The Irish detective stood next to him and cursed under his breath. They moved in unison, dropping down to the bookcase and the woman pinned under its heavy metal-and-wood frame.

Yank saw dark hair. Fabric—dark red fleece. A jacket.

Murphy checked the exposed hand for a pulse. “She’s alive,” he said.

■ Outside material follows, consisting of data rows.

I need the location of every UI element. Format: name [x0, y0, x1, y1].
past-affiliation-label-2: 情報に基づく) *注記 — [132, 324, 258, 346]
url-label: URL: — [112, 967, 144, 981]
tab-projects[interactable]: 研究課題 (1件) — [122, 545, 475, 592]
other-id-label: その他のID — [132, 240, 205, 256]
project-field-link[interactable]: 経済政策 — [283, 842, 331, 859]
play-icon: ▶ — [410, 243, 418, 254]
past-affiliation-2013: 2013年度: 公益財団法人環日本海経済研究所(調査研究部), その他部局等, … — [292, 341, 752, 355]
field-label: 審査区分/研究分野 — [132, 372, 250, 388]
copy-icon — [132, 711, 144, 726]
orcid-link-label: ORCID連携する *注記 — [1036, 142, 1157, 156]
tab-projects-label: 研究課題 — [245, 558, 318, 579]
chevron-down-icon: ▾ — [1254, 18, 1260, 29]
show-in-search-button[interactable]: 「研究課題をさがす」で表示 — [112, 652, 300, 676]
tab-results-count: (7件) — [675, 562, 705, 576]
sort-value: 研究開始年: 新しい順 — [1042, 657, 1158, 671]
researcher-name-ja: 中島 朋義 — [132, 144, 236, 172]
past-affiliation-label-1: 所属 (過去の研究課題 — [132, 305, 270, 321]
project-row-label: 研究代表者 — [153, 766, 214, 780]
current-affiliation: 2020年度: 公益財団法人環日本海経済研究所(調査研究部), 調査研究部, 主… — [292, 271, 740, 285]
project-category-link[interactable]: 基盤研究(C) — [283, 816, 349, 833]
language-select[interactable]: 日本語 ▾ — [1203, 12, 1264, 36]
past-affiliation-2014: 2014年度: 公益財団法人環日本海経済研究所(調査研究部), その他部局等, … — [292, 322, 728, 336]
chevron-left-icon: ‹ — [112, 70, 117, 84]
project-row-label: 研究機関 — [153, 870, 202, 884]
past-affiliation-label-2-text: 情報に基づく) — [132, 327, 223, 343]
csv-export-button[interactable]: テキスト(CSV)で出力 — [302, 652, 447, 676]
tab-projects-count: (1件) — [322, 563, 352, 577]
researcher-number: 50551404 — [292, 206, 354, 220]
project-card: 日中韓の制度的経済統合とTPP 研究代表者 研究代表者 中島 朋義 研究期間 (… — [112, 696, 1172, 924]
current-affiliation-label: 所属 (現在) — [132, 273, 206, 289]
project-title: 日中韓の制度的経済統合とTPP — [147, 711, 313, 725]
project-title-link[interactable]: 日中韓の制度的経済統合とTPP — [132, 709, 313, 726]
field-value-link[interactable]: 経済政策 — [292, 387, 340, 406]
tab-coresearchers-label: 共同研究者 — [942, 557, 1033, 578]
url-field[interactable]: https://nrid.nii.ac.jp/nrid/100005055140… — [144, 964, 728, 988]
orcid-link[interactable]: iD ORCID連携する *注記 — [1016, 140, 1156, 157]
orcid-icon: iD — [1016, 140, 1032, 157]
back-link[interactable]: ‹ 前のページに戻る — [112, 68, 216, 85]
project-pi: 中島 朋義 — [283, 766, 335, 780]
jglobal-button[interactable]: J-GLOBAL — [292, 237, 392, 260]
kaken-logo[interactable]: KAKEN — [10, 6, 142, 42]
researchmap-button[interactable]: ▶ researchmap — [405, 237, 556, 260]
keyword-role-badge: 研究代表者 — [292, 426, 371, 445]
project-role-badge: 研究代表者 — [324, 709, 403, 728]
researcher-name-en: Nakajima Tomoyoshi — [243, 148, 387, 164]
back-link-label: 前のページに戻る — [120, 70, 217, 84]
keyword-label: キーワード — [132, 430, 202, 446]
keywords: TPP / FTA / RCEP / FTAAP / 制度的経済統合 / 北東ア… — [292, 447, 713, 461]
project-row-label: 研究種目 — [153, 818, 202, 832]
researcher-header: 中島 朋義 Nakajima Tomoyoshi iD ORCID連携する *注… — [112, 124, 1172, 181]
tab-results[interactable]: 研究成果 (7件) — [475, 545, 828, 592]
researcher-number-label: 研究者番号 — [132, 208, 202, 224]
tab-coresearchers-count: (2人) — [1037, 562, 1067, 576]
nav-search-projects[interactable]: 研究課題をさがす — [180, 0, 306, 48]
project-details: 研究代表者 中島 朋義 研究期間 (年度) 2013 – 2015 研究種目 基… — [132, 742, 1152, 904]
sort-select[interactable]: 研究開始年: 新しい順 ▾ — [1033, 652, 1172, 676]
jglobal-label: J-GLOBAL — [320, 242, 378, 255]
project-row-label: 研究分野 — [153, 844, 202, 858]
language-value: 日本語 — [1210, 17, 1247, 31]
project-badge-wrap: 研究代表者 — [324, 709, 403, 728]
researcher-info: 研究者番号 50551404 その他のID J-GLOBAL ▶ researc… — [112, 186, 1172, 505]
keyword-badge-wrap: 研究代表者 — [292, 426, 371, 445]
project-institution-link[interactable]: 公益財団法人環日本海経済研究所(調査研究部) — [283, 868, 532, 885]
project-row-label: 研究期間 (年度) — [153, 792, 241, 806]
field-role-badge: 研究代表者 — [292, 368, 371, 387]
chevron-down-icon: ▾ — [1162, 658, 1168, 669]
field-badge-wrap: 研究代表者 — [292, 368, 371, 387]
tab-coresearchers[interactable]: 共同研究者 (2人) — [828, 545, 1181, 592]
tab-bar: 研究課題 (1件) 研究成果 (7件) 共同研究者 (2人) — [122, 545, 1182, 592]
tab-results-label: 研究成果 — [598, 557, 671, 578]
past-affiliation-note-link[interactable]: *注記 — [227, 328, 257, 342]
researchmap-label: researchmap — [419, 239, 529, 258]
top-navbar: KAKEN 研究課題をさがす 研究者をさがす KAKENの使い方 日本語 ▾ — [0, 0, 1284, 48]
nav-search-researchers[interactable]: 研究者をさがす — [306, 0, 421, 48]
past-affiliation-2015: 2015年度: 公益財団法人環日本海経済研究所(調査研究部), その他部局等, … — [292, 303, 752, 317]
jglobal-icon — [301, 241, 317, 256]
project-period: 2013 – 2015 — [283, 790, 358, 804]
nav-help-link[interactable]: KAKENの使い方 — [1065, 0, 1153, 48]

He and Yank lifted the heavy bookcase off the woman and shoved it aside. It had landed on top of her, trapping her but not crushing her. Murphy knelt next to her upper body, checking her breathing. Yank pulled sketchpads, a camera case and a tripod off her. He couldn’t see her face, but she was a small woman, dressed in jeans, walking shoes, the fleece jacket. She must have come in from the street. Had she surprised whoever had broken into the place? Or was this their perpetrator?

Murphy moved back slightly, exposing her other hand.

Yank’s gaze fixed on the simple gold wedding band.

He touched the Irishman’s shoulder. “Murphy. Move back a bit. I need to see her face.”

The detective gave him a sharp look. “Do you recognize her?”

Yank stared down at the pixie haircut and pixie face. The smooth, milky skin of her throat and her small body as she lay on her side, crumpled into a fetal position. His throat tightened. He couldn’t speak.

“Agent Yankowski,” Murphy said, cutting through Yank’s shock. “Who is this woman?”

Lucy.

Yank sank onto his knees next to her. “She’s my wife.”